QHub’s Rebecca Fuller Says: The ISO 13485 standard and the preamble to the FDA’s QMSR emphasize the need to apply risk management principles within all areas of the Quality Management System. During inspections and audits a company will need to show examples of how risk-based thinking is used in decision-making and how risk information is fed back into risk management files. Failure to fully understand how to use risk to drive decisions and accurately and consistently connect risk information to and from the risk management file will be an indication that that company does not fully support a culture seated in quality.
Best Practice: Consider, as an exercise, developing a matrix that shows every point across the QMS, by subsystem, where risk information is collected, evaluated, or used to drive a decision point. Are there some subsystems where risk is not assessed or risk management used? It may be helpful to proceduralize this information or include it in the quality manual as a quick reference for responding to inspection and audit questions regarding system-wide deployment of risk-based thinking.

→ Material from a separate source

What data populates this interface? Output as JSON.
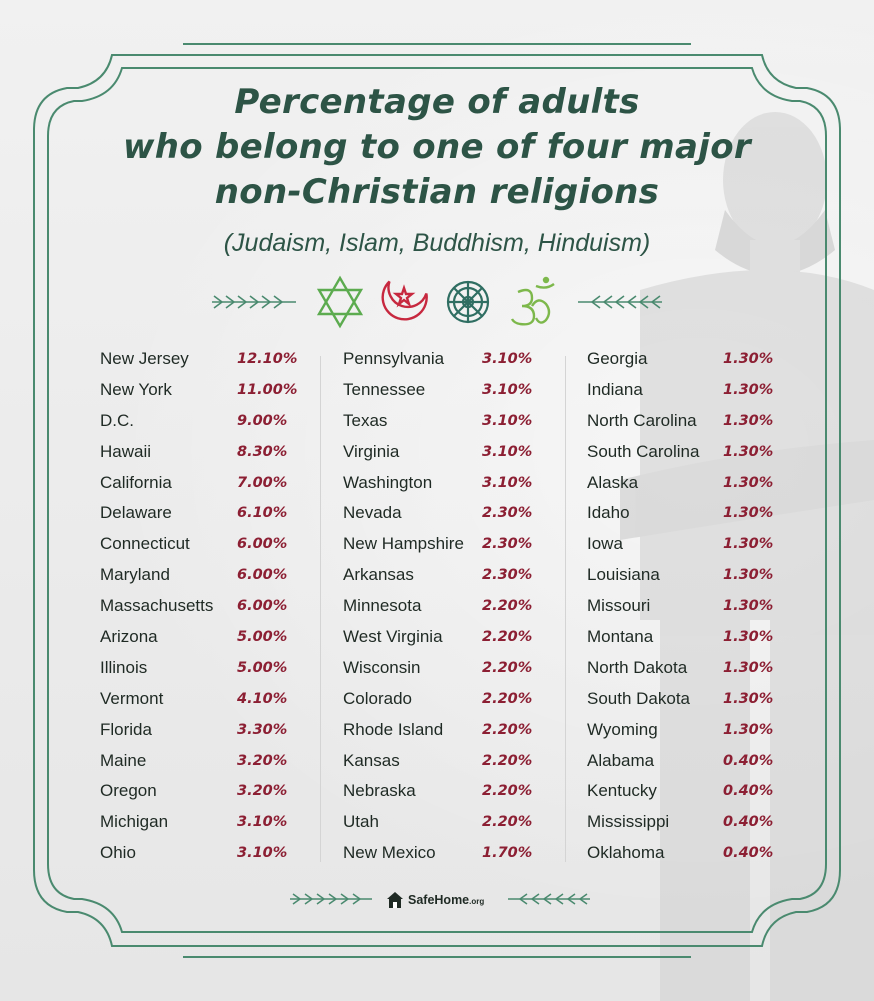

Correlate this emphasis on risk-based thinking to the initiatives to sustain a culture that values continuous monitoring and mitigating risk as means of ensuring product quality at all levels. A company should be able to say, “Here are the points across our quality system where risk is identified, the risk is used in decision-making, and/or the risk is escalated back to the risk management system for potential updates and necessary changes.” You must know where those points are.